İlik okuduğum ilk Tarryn Fisher kitabıydı ve kalemine hayran kalmamı sağlamıştı. Neden bilmiyorum, Siyah Damar’ın okuyacağım en güzel kitabı olacağını düşünüyordum ve henüz diğerlerini okumamış olsam da fikrimi değiştirmeyeceğimi biliyorum. Canımı yakacak bir kitap arayışı içine girdiğimde ise elim birden bu kitaba gitti ve tahmin edeceğiniz gibi, olanlar oldu. 

“Sesler bir kitap kadar yüksek sesle konuşmaya her zaman korkmuşlardı ve hep korkacaklardı. Yazarlar bu yüzden yazarlardı: bazı şeyleri mürekkeple daha yüksek sesle söyleyebilmek için. Düşüncelere, bir ses verebilmek için; sessiz kalabilmek için ve duyguların hissedilebilmesi için.” 

Kitabı okuduğum zaman boyunca başka hiçbir şeye odaklamadım. Zihnimi öyle bir ele geçirdi ki ne zaman kontrolü bana bırakacak merak ediyorum. 

“Hayat hatalarınızı saklamak için çok kısa. Ben de bu yüzden kendimi sakladım." 
Senna... Kitabın başından sonuna kadar canı nasıl yandıysa benimki de onunla birlikte yandı. Ama aynı zamanda ona öyle kızgınım ki... Isaac her şeyiyle ortadayken onu böylesine göremediği için çok kızgınım.
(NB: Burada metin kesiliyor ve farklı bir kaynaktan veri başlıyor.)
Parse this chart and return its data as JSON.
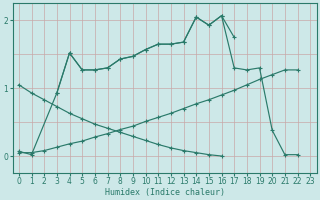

“Tüm hayatın boyunca sessiz biri oldun. Tanıştığımızda sessizdin, acı çektiğinde sessizdin. Hayat darbelerine devam ederken sessizdin. Ben de öyleydim, biraz. Ama senin gibi değil. Sen durağansın. Ve ben seni hareket ettirmeye çalıştım. İşe yaramadı. Ama bu senin beni hareket ettirmediğin anlamına gelmiyor. Söylemediğin her şeyi duydum. O kadar yüksek sesliydi ki görmezden gelemedim. Sessizliğin, Senna. Sessizliğin çok yüksek sesli.”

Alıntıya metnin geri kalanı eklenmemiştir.